Testicular pain can be linked to various health conditions, especially those affecting nerves or the urinary system. Inflammation or blood flow issues in the urinary system can cause pain in one or both testicles, while nerve-related conditions may lead to gradual or sudden testicular pain.

Some related conditions include the following:

  • Diabetes
  • Prostatitis
  • Mumps
  • Henoch-Schonlein purpura
  • Urinary tract infections (UTIs)
  • Gangrene
Testicular discomfort experienced by a man.

When to Seek Medical Attention

If you’re experiencing testicular pain or swelling, it’s essential to consult a healthcare provider promptly. The appropriate treatment depends on the underlying cause of your pain.

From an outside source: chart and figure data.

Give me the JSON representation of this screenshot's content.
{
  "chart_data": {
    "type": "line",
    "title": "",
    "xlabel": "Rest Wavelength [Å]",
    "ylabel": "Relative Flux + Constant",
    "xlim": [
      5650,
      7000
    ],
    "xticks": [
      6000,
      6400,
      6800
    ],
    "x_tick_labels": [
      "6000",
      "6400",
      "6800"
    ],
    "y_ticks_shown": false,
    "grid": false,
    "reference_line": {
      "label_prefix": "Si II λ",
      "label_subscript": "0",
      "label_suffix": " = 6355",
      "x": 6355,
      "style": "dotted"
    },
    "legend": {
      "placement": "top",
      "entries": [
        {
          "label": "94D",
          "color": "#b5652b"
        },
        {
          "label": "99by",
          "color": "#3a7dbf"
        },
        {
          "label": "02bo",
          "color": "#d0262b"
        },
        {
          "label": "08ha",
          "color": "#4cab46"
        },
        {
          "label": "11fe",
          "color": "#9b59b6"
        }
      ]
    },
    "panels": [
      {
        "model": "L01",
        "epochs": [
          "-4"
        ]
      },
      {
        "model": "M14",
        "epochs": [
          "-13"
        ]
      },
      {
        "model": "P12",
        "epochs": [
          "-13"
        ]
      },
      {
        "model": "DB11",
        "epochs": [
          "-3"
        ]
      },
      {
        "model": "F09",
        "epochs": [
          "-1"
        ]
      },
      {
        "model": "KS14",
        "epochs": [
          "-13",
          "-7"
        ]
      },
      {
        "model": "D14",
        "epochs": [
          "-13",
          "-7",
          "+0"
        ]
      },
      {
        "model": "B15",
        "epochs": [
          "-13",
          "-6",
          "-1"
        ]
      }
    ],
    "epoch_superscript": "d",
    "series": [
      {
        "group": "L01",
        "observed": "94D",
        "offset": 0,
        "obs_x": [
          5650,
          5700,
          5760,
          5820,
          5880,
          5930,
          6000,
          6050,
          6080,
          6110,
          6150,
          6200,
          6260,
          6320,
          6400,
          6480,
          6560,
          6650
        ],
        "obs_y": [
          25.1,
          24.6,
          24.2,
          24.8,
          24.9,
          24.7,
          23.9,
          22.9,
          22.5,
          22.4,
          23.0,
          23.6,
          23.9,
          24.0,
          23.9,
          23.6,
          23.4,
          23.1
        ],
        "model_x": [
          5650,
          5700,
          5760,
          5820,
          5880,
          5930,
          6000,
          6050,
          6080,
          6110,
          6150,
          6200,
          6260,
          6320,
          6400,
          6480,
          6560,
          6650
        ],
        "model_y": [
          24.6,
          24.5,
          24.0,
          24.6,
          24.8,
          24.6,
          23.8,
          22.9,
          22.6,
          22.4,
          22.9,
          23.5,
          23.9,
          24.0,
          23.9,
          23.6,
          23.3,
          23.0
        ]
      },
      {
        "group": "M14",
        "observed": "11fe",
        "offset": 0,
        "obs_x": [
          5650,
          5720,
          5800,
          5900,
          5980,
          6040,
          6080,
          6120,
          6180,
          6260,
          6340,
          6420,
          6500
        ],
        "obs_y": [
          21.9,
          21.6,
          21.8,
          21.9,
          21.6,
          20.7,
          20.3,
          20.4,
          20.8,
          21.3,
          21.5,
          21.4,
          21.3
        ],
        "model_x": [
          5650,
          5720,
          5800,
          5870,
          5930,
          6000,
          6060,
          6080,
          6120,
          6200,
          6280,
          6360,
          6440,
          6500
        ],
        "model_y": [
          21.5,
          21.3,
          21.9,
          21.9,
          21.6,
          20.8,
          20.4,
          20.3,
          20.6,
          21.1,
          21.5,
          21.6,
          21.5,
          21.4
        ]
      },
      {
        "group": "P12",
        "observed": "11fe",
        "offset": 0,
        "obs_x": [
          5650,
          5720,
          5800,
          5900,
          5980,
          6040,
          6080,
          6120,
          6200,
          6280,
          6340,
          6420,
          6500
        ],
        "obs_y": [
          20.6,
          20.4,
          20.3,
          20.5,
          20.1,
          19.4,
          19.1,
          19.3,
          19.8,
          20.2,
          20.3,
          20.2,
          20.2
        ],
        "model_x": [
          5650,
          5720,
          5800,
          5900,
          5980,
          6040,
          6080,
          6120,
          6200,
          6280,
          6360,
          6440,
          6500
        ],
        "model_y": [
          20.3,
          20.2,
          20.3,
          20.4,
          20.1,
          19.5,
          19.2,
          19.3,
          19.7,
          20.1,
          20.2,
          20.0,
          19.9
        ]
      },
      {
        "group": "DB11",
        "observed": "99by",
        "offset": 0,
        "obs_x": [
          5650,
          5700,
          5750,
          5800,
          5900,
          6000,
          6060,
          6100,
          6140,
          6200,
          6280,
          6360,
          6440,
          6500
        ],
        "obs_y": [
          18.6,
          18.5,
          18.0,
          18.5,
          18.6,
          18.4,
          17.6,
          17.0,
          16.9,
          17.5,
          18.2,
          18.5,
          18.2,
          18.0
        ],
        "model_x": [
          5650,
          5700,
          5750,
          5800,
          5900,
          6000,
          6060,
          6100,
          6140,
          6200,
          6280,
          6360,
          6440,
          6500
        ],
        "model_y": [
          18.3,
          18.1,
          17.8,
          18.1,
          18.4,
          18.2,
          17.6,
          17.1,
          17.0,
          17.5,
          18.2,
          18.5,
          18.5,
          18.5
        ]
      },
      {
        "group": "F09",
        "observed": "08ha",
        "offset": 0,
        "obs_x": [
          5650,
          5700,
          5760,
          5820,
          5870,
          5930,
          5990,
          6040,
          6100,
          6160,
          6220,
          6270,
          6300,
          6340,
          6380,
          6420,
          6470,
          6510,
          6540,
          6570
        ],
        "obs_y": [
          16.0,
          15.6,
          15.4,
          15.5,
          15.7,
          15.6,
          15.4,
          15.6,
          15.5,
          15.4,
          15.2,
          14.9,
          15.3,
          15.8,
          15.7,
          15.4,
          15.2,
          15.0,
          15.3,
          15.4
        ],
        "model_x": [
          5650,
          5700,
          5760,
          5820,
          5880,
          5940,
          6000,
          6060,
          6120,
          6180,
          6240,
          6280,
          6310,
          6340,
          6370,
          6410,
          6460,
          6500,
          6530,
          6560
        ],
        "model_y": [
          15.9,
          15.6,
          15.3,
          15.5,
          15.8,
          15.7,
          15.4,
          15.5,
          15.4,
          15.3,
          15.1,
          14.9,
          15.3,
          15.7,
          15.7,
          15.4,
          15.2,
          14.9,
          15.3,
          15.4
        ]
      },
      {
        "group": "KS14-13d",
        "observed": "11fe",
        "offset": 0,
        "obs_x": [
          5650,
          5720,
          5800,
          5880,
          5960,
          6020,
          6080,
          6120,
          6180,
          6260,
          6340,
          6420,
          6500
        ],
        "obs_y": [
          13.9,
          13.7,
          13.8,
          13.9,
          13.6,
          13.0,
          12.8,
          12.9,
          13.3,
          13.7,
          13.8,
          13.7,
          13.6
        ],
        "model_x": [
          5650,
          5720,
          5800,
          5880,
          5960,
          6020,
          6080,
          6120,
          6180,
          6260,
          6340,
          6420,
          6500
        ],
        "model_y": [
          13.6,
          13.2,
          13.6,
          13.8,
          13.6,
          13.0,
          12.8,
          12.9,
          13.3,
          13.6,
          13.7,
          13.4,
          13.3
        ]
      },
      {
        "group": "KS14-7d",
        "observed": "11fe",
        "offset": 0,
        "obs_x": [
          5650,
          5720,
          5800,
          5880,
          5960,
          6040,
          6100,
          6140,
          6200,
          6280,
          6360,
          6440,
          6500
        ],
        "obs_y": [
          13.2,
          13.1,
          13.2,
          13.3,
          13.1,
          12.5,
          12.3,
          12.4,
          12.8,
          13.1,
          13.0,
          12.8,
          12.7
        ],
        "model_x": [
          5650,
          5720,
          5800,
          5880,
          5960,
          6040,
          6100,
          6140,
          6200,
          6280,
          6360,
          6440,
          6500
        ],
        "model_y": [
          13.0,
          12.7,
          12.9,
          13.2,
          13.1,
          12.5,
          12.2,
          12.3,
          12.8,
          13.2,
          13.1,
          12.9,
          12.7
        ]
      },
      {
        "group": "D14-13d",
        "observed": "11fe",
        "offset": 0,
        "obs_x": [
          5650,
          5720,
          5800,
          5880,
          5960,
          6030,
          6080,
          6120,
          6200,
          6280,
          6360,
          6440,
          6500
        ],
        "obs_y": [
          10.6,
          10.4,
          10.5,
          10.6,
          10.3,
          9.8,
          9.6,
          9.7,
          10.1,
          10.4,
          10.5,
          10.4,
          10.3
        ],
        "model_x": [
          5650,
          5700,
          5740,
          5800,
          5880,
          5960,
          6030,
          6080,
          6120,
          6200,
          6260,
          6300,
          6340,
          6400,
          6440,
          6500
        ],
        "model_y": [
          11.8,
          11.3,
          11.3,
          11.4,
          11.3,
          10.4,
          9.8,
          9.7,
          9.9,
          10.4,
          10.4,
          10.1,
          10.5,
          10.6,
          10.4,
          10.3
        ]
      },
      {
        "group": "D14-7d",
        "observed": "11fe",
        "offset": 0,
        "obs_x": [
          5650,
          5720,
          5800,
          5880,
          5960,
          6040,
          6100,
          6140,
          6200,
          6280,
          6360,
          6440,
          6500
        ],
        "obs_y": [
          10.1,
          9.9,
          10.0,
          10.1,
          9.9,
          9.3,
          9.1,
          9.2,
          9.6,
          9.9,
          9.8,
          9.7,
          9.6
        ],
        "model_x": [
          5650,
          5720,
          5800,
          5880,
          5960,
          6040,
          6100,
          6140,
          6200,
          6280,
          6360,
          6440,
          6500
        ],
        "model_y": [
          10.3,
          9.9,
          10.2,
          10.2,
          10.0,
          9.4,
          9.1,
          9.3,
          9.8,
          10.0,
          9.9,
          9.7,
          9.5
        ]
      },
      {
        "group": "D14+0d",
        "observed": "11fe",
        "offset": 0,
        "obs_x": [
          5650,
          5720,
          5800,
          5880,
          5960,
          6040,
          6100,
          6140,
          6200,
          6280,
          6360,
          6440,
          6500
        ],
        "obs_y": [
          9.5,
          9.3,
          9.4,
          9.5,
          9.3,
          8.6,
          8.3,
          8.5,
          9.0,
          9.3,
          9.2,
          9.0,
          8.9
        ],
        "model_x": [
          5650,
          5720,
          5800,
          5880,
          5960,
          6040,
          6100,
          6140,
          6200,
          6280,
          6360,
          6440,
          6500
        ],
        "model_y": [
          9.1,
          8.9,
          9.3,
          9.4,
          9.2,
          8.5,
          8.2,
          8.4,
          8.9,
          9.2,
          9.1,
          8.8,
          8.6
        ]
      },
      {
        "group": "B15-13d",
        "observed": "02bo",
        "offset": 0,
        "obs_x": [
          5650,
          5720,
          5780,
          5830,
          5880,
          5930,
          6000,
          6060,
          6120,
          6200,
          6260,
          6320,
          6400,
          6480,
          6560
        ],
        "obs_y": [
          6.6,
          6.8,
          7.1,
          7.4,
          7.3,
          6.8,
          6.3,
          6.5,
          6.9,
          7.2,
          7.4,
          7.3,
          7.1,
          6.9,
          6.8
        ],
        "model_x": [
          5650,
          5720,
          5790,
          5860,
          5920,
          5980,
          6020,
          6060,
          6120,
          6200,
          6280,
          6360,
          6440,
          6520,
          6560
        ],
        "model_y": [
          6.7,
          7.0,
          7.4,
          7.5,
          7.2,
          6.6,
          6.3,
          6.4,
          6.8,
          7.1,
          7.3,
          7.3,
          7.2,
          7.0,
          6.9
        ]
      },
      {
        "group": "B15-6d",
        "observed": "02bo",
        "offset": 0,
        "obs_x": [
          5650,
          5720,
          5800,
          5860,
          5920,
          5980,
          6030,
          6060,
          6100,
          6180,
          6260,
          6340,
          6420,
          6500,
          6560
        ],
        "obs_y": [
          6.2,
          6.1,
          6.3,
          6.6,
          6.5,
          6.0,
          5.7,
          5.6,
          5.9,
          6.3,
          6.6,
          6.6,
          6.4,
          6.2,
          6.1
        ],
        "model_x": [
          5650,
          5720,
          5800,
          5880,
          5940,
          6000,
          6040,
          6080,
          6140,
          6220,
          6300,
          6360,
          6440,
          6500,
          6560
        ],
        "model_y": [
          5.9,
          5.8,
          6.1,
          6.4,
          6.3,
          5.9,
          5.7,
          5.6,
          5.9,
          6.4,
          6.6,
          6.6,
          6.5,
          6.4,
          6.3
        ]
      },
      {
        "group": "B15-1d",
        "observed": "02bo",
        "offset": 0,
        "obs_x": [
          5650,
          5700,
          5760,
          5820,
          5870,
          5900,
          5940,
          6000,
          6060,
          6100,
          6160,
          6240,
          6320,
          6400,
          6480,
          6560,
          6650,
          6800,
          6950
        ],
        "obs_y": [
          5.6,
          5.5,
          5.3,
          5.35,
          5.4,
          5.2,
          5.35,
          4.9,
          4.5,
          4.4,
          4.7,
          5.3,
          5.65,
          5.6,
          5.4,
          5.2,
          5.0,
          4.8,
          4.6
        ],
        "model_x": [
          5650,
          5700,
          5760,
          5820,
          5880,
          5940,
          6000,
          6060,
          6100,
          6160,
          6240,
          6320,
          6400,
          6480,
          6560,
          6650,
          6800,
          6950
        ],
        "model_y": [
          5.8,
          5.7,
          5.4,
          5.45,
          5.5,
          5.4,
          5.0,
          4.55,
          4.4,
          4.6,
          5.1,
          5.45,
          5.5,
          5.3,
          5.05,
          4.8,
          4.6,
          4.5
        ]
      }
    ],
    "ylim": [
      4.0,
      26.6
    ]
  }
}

Don’t hesitate to reach out to Urology of Greater Atlanta for expert guidance and care. Our board-qualified urologists are fully equipped to treat testicular pain.


Book Your Appointment Now

If you’re dealing with testicular pain or have concerns about your urological health, reach out to Urology of Greater Atlanta. With multiple convenient locations throughout Georgia, our dedicated team is ready to assist you.

Contact us at one of our urology offices today to schedule a consultation with one of our board-qualified urologists and take the first step toward addressing your testicular health concerns.

Frequently Asked Questions

Below, you will find some of the most frequently asked questions that men have about pain in their testicles.

When Should I Worry About Testicle Pain?

If you experience sudden, severe testicular pain or have persistent discomfort, it’s advisable to seek emergency medical attention. This could be a sign of testicular torsion.

Can Testicle Pain Go Away on its Own?

While some mild cases of testicular discomfort may resolve on their own, persistent or severe pain should never be ignored. Consult a healthcare professional for a proper evaluation.

Could Testicular Pain Mean I Have Testicular Cancer?

If you have testicular cancer, you would usually also have a lump or swelling in the testicle. It is best that you book a visit with a doctor to have it examined professionally.